Insanul Fahmi, pengusaha muda berusia 26 tahun, menyampaikan permohonan maaf terbuka kepada istri sahnya, Wardatina Mawa, pada Kamis malam, 22 Januari 2026, melalui sebuah unggahan video di akun Instagram pribadinya, disertai janji untuk memperbaiki akhlak dan berupaya mempertahankan biduk rumah tangga mereka. Permintaan maaf ini muncul sebagai respons atas kekhilafan Insanul yang menikahi siri artis Inara Rusli, sebuah tindakan yang diakui telah menghancurkan kepercayaan dan menimbulkan kegaduhan di tengah keluarga.
Dalam video berdurasi tiga menit tiga belas detik tersebut, Insanul Fahmi mengakui sepenuhnya bahwa keputusannya telah menorehkan luka mendalam bagi Wardatina Mawa serta keluarga besar. "Saya ingin menyampaikan permohonan maaf yang sedalam-dalamnya kepada istri saya, Wardatina Mawa, beserta ibu dan ayah juga keluarga besar tentunya yang sangat saya hormati," ujarnya, menekankan penyesalan atas kegagalan menjaga amanah dan kehormatan rumah tangga yang dibangun sejak 27 Januari 2019. Pernyataan Insanul ini juga mengindikasikan bahwa ego pribadi telah melukai banyak pihak.
Konflik rumah tangga Insanul Fahmi dan Wardatina Mawa mencuat setelah Mawa melaporkan Insanul dan Inara Rusli atas dugaan perzinaan, meskipun Insanul kemudian membantah tuduhan zina dan mengakui telah menikah siri dengan Inara Rusli. Wardatina Mawa, seorang influencer dan kreator konten berhijab, mengekspresikan kekecewaan mendalam dan sempat bertekad untuk melanjutkan proses hukum serta mengakhiri pernikahannya dengan Insanul. Permintaan maaf terbuka di media sosial ini merupakan salah satu syarat yang diajukan Wardatina Mawa agar Insanul Fahmi dapat dimaafkan dan membuka pintu rujuk.
Kuasa hukum Insanul Fahmi, Tommy Tri Yunanto, sebelumnya telah menegaskan dukungan terhadap upaya kliennya untuk kembali kepada istri sahnya. "Ini menjadi pilihan buat Insanul. Itu yang terpenting," kata Tommy, yang juga mengisyaratkan adanya kemungkinan rujuk antara Insanul dan Mawa.

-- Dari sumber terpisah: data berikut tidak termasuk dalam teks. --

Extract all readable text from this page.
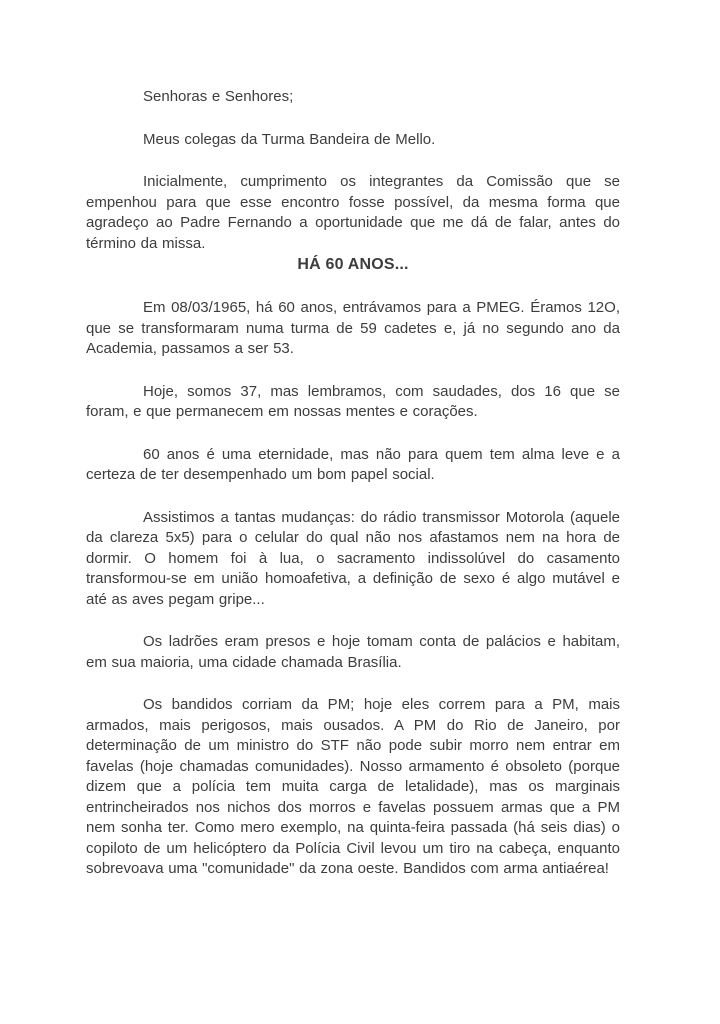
Senhoras e Senhores;

Meus colegas da Turma Bandeira de Mello.

Inicialmente, cumprimento os integrantes da Comissão que se empenhou para que esse encontro fosse possível, da mesma forma que agradeço ao Padre Fernando a oportunidade que me dá de falar, antes do término da missa.

HÁ 60 ANOS...

Em 08/03/1965, há 60 anos, entrávamos para a PMEG. Éramos 12O, que se transformaram numa turma de 59 cadetes e, já no segundo ano da Academia, passamos a ser 53.

Hoje, somos 37, mas lembramos, com saudades, dos 16 que se foram, e que permanecem em nossas mentes e corações.

60 anos é uma eternidade, mas não para quem tem alma leve e a certeza de ter desempenhado um bom papel social.

Assistimos a tantas mudanças: do rádio transmissor Motorola (aquele da clareza 5x5) para o celular do qual não nos afastamos nem na hora de dormir. O homem foi à lua, o sacramento indissolúvel do casamento transformou-se em união homoafetiva, a definição de sexo é algo mutável e até as aves pegam gripe...

Os ladrões eram presos e hoje tomam conta de palácios e habitam, em sua maioria, uma cidade chamada Brasília.

Os bandidos corriam da PM; hoje eles correm para a PM, mais armados, mais perigosos, mais ousados. A PM do Rio de Janeiro, por determinação de um ministro do STF não pode subir morro nem entrar em favelas (hoje chamadas comunidades). Nosso armamento é obsoleto (porque dizem que a polícia tem muita carga de letalidade), mas os marginais entrincheirados nos nichos dos morros e favelas possuem armas que a PM nem sonha ter. Como mero exemplo, na quinta-feira passada (há seis dias) o copiloto de um helicóptero da Polícia Civil levou um tiro na cabeça, enquanto sobrevoava uma "comunidade" da zona oeste. Bandidos com arma antiaérea!
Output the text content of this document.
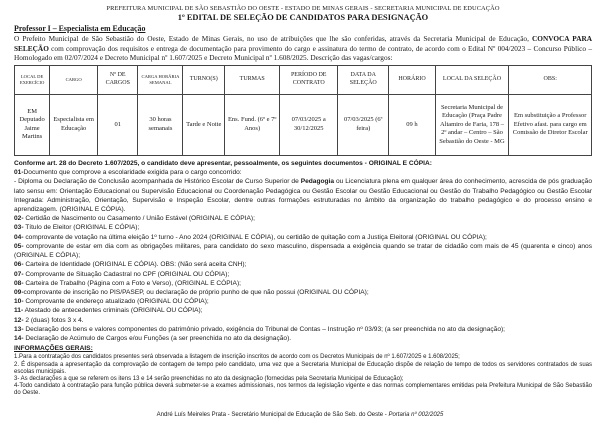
PREFEITURA MUNICIPAL DE SÃO SEBASTIÃO DO OESTE - ESTADO DE MINAS GERAIS - SECRETARIA MUNICIPAL DE EDUCAÇÃO
1º EDITAL DE SELEÇÃO DE CANDIDATOS PARA DESIGNAÇÃO
Professor I – Especialista em Educação
O Prefeito Municipal de São Sebastião do Oeste, Estado de Minas Gerais, no uso de atribuições que lhe são conferidas, através da Secretaria Municipal de Educação, CONVOCA PARA SELEÇÃO com comprovação dos requisitos e entrega de documentação para provimento do cargo e assinatura do termo de contrato, de acordo com o Edital Nº 004/2023 – Concurso Público – Homologado em 02/07/2024 e Decreto Municipal nº 1.607/2025 e Decreto Municipal nº 1.608/2025. Descrição das vagas/cargos:
LOCAL DE EXERCÍCIO	CARGO	Nº DE CARGOS	CARGA HORÁRIA SEMANAL	TURNO(S)	TURMAS	PERÍODO DE CONTRATO	DATA DA SELEÇÃO	HORÁRIO	LOCAL DA SELEÇÃO	OBS:
EM Deputado Jaime Martins	Especialista em Educação	01	30 horas semanais	Tarde e Noite	Ens. Fund. (6º e 7º Anos)	07/03/2025 a 30/12/2025	07/03/2025 (6ª feira)	09 h	Secretaria Municipal de Educação (Praça Padre Altamiro de Faria, 178 – 2º andar – Centro – São Sebastião do Oeste - MG	Em substituição a Professor Efetivo afast. para cargo em Comissão de Diretor Escolar
Conforme art. 28 do Decreto 1.607/2025, o candidato deve apresentar, pessoalmente, os seguintes documentos - ORIGINAL E CÓPIA:
01-Documento que comprove a escolaridade exigida para o cargo concorrido:
- Diploma ou Declaração de Conclusão acompanhada de Histórico Escolar de Curso Superior de Pedagogia ou Licenciatura plena em qualquer área do conhecimento, acrescida de pós graduação lato sensu em: Orientação Educacional ou Supervisão Educacional ou Coordenação Pedagógica ou Gestão Escolar ou Gestão Educacional ou Gestão do Trabalho Pedagógico ou Gestão Escolar Integrada: Administração, Orientação, Supervisão e Inspeção Escolar, dentre outras formações estruturadas no âmbito da organização do trabalho pedagógico e do processo ensino e aprendizagem. (ORIGINAL E CÓPIA).
02- Certidão de Nascimento ou Casamento / União Estável (ORIGINAL E CÓPIA);
03- Título de Eleitor (ORIGINAL E CÓPIA);
04- comprovante de votação na última eleição 1º turno - Ano 2024 (ORIGINAL E CÓPIA), ou certidão de quitação com a Justiça Eleitoral (ORIGINAL OU CÓPIA);
05- comprovante de estar em dia com as obrigações militares, para candidato do sexo masculino, dispensada a exigência quando se tratar de cidadão com mais de 45 (quarenta e cinco) anos (ORIGINAL E CÓPIA);
06- Carteira de Identidade (ORIGINAL E CÓPIA). OBS: (Não será aceita CNH);
07- Comprovante de Situação Cadastral no CPF (ORIGINAL OU CÓPIA);
08- Carteira de Trabalho (Página com a Foto e Verso), (ORIGINAL E CÓPIA);
09-comprovante de inscrição no PIS/PASEP, ou declaração de próprio punho de que não possui (ORIGINAL OU CÓPIA);
10- Comprovante de endereço atualizado (ORIGINAL OU CÓPIA);
11- Atestado de antecedentes criminais (ORIGINAL OU CÓPIA);
12- 2 (duas) fotos 3 x 4.
13- Declaração dos bens e valores componentes do patrimônio privado, exigência do Tribunal de Contas – Instrução nº 03/93; (a ser preenchida no ato da designação);
14- Declaração de Acúmulo de Cargos e/ou Funções (a ser preenchida no ato da designação).
INFORMAÇÕES GERAIS:
1.Para a contratação dos candidatos presentes será observada a listagem de inscrição inscritos de acordo com os Decretos Municipais de nº 1.607/2025 e 1.608/2025;
2. É dispensada a apresentação da comprovação de contagem de tempo pelo candidato, uma vez que a Secretaria Municipal de Educação dispõe de relação de tempo de todos os servidores contratados de suas escolas municipais.
3- As declarações a que se referem os itens 13 e 14 serão preenchidas no ato da designação (fornecidas pela Secretaria Municipal de Educação);
4-Todo candidato à contratação para função pública deverá submeter-se a exames admissionais, nos termos da legislação vigente e das normas complementares emitidas pela Prefeitura Municipal de São Sebastião do Oeste.
André Luís Meireles Prata - Secretário Municipal de Educação de São Seb. do Oeste - Portaria nº 002/2025
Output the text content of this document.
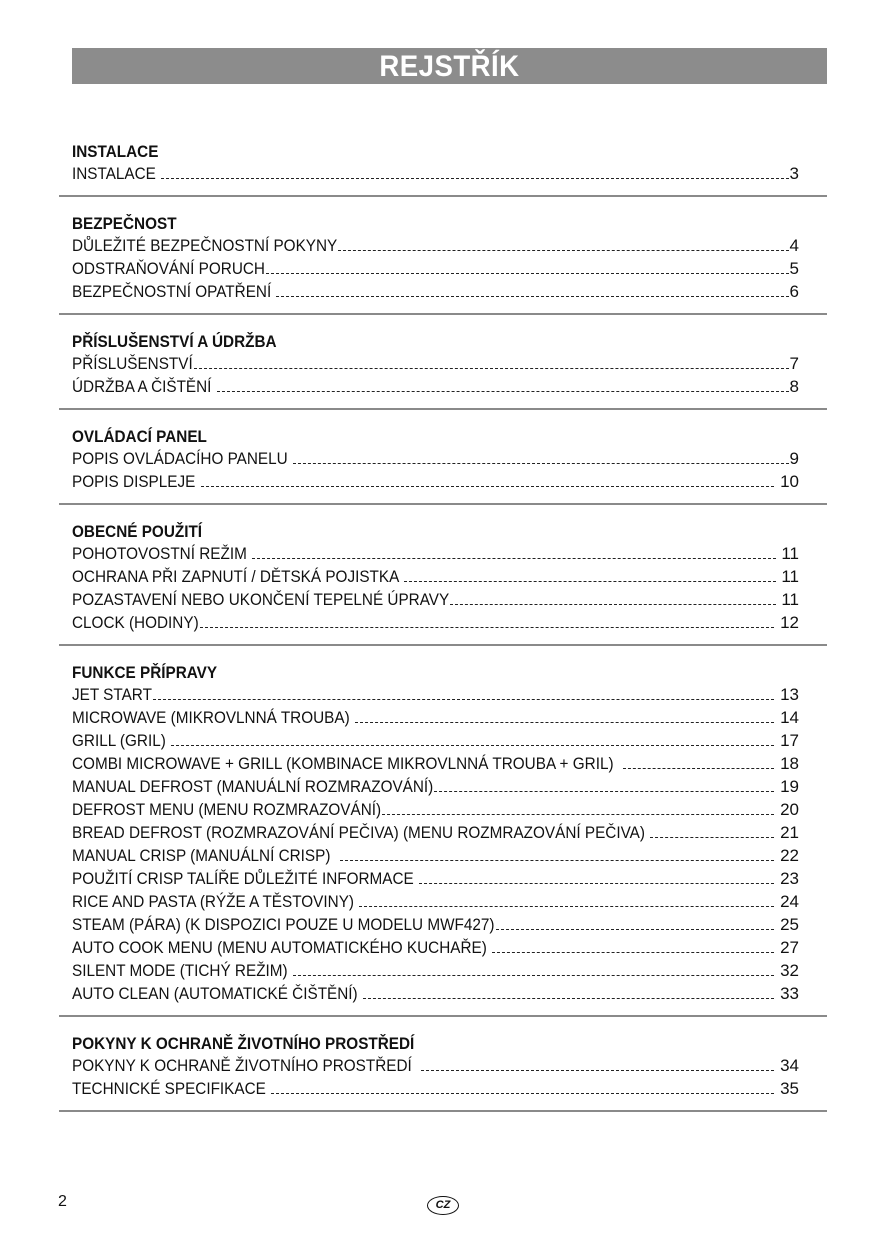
REJSTŘÍK
INSTALACE
INSTALACE	3
BEZPEČNOST
DŮLEŽITÉ BEZPEČNOSTNÍ POKYNY	4
ODSTRAŇOVÁNÍ PORUCH	5
BEZPEČNOSTNÍ OPATŘENÍ	6
PŘÍSLUŠENSTVÍ A ÚDRŽBA
PŘÍSLUŠENSTVÍ	7
ÚDRŽBA A ČIŠTĚNÍ	8
OVLÁDACÍ PANEL
POPIS OVLÁDACÍHO PANELU	9
POPIS DISPLEJE	10
OBECNÉ POUŽITÍ
POHOTOVOSTNÍ REŽIM	11
OCHRANA PŘI ZAPNUTÍ / DĚTSKÁ POJISTKA	11
POZASTAVENÍ NEBO UKONČENÍ TEPELNÉ ÚPRAVY	11
CLOCK (HODINY)	12
FUNKCE PŘÍPRAVY
JET START	13
MICROWAVE (MIKROVLNNÁ TROUBA)	14
GRILL (GRIL)	17
COMBI MICROWAVE + GRILL (KOMBINACE MIKROVLNNÁ TROUBA + GRIL)	18
MANUAL DEFROST (MANUÁLNÍ ROZMRAZOVÁNÍ)	19
DEFROST MENU (MENU ROZMRAZOVÁNÍ)	20
BREAD DEFROST (ROZMRAZOVÁNÍ PEČIVA) (MENU ROZMRAZOVÁNÍ PEČIVA)	21
MANUAL CRISP (MANUÁLNÍ CRISP)	22
POUŽITÍ CRISP TALÍŘE DŮLEŽITÉ INFORMACE	23
RICE AND PASTA (RÝŽE A TĚSTOVINY)	24
STEAM (PÁRA) (K DISPOZICI POUZE U MODELU MWF427)	25
AUTO COOK MENU (MENU AUTOMATICKÉHO KUCHAŘE)	27
SILENT MODE (TICHÝ REŽIM)	32
AUTO CLEAN (AUTOMATICKÉ ČIŠTĚNÍ)	33
POKYNY K OCHRANĚ ŽIVOTNÍHO PROSTŘEDÍ
POKYNY K OCHRANĚ ŽIVOTNÍHO PROSTŘEDÍ	34
TECHNICKÉ SPECIFIKACE	35
2	CZ
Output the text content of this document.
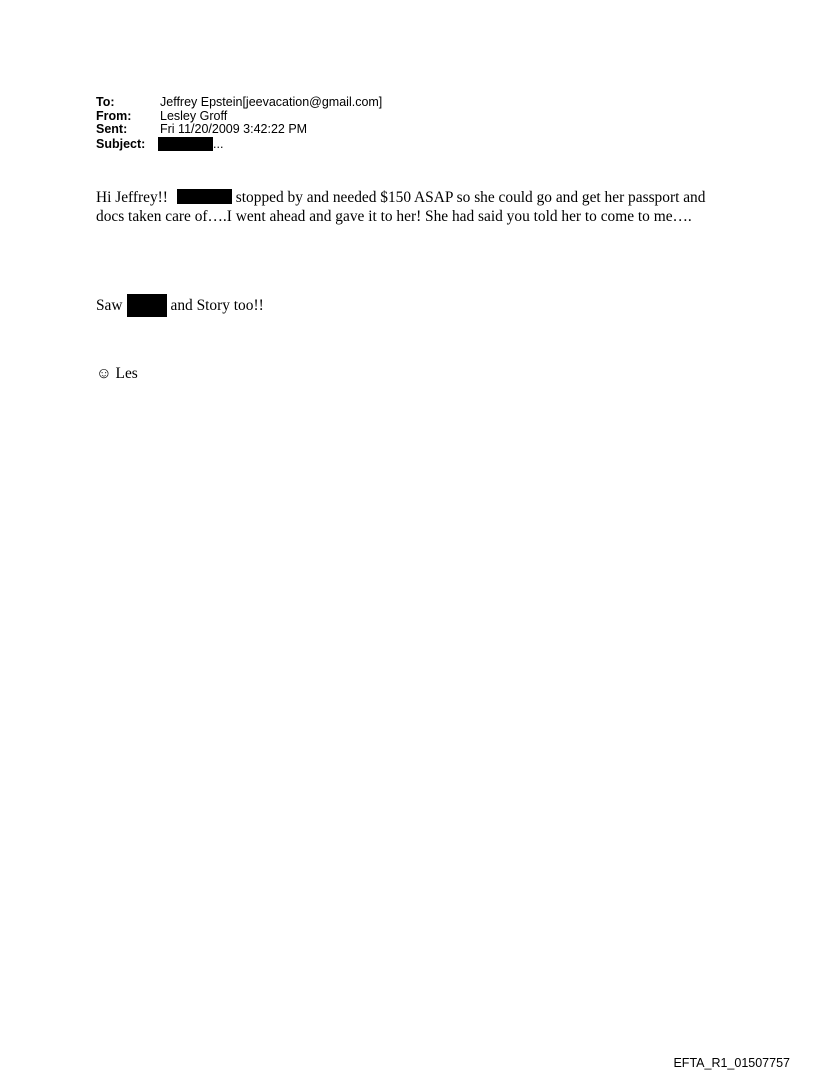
To:	Jeffrey Epstein[jeevacation@gmail.com]
From:	Lesley Groff
Sent:	Fri 11/20/2009 3:42:22 PM
Subject:	...
Hi Jeffrey!!	stopped by and needed $150 ASAP so she could go and get her passport and docs taken care of….I went ahead and gave it to her! She had said you told her to come to me….
Saw	and Story too!!
☺ Les
EFTA_R1_01507757
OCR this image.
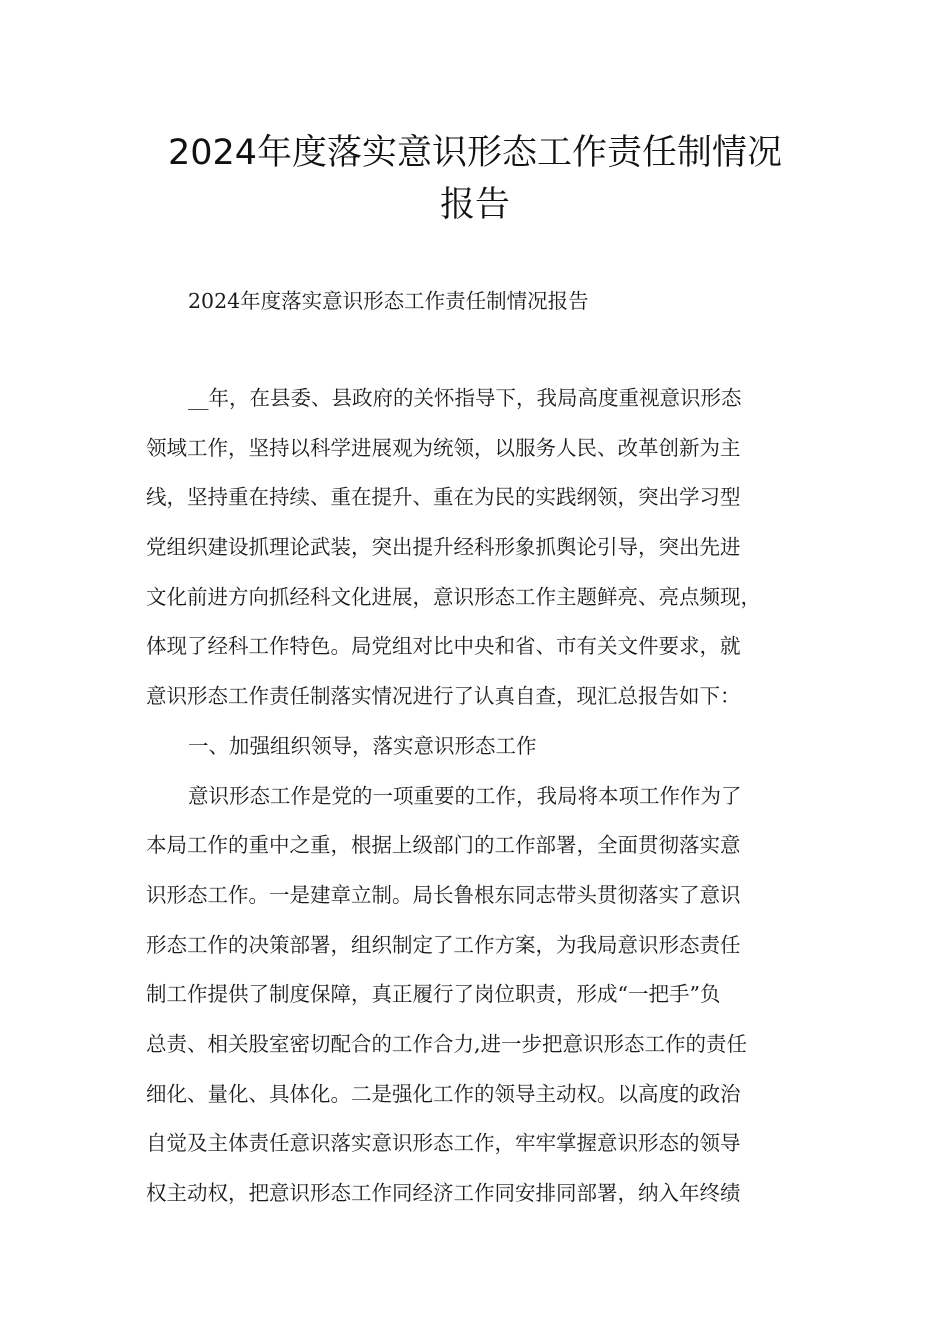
2024年度落实意识形态工作责任制情况
报告

2024年度落实意识形态工作责任制情况报告

__年，在县委、县政府的关怀指导下，我局高度重视意识形态
领域工作，坚持以科学进展观为统领，以服务人民、改革创新为主
线，坚持重在持续、重在提升、重在为民的实践纲领，突出学习型
党组织建设抓理论武装，突出提升经科形象抓舆论引导，突出先进
文化前进方向抓经科文化进展，意识形态工作主题鲜亮、亮点频现，
体现了经科工作特色。局党组对比中央和省、市有关文件要求，就
意识形态工作责任制落实情况进行了认真自查，现汇总报告如下：
一、加强组织领导，落实意识形态工作
意识形态工作是党的一项重要的工作，我局将本项工作作为了
本局工作的重中之重，根据上级部门的工作部署，全面贯彻落实意
识形态工作。一是建章立制。局长鲁根东同志带头贯彻落实了意识
形态工作的决策部署，组织制定了工作方案，为我局意识形态责任
制工作提供了制度保障，真正履行了岗位职责，形成“一把手”负
总责、相关股室密切配合的工作合力,进一步把意识形态工作的责任
细化、量化、具体化。二是强化工作的领导主动权。以高度的政治
自觉及主体责任意识落实意识形态工作，牢牢掌握意识形态的领导
权主动权，把意识形态工作同经济工作同安排同部署，纳入年终绩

Sementara itu, kasus dugaan penipuan yang melibatkan Insanul Fahmi dan Inara Rusli telah berakhir damai melalui proses klarifikasi di Polda Metro Jaya pada 21 Januari 2026. Namun, laporan dugaan perzinaan oleh Wardatina Mawa terhadap Insanul Fahmi dan Inara Rusli dikabarkan masih berjalan.
Meskipun Insanul Fahmi telah menyatakan kesiapan memenuhi syarat yang diajukan Mawa, istri sahnya tersebut tetap bersikap tegas. Pada 18 Januari 2026, Wardatina Mawa memperbolehkan Insanul bertemu anak mereka di kantor kuasa hukumnya, namun menegaskan bahwa pertemuan itu semata-mata demi kepentingan anak, bukan sebagai bentuk pelunakan sikap terhadap persoalan rumah tangga mereka. Mawa juga menyayangkan momen pertemuan tersebut direkam dan disebarkan ke publik, yang dianggapnya seharusnya bersifat privat.
Langkah Insanul Fahmi ini menjadi sorotan sebagai bagian dari strategi manajemen reputasi figur publik dalam menghadapi krisis citra. Permintaan maaf terbuka di media sosial adalah salah satu pendekatan yang umum digunakan selebriti untuk merespons kontroversi. Ke depan, tantangan besar bagi Insanul Fahmi adalah bagaimana ia dapat konsisten membuktikan janji perbaikan akhlaknya dan membangun kembali kepercayaan yang telah rusak, baik di mata Wardatina Mawa dan keluarganya, maupun di hadapan publik. Konsistensi dalam tindakan nyata pasca-permintaan maaf akan menjadi krusial dalam menentukan apakah pintu rujuk akan benar-benar terbuka dan apakah citranya sebagai pengusaha dan kepala keluarga dapat pulih sepenuhnya. Pengacara kondang Hotman Paris Hutapea, yang mengaku berempati terhadap posisi Mawa, bahkan mengajak Mawa untuk berdiskusi, mengapresiasi ketegaran Mawa dalam menghadapi polemik yang berlarut-larut. Keputusan Wardatina Mawa untuk tetap memegang kendali atas proses rekonsiliasi dan hukum menunjukkan agensinya dalam menghadapi konflik rumah tangga yang melibatkan figur publik.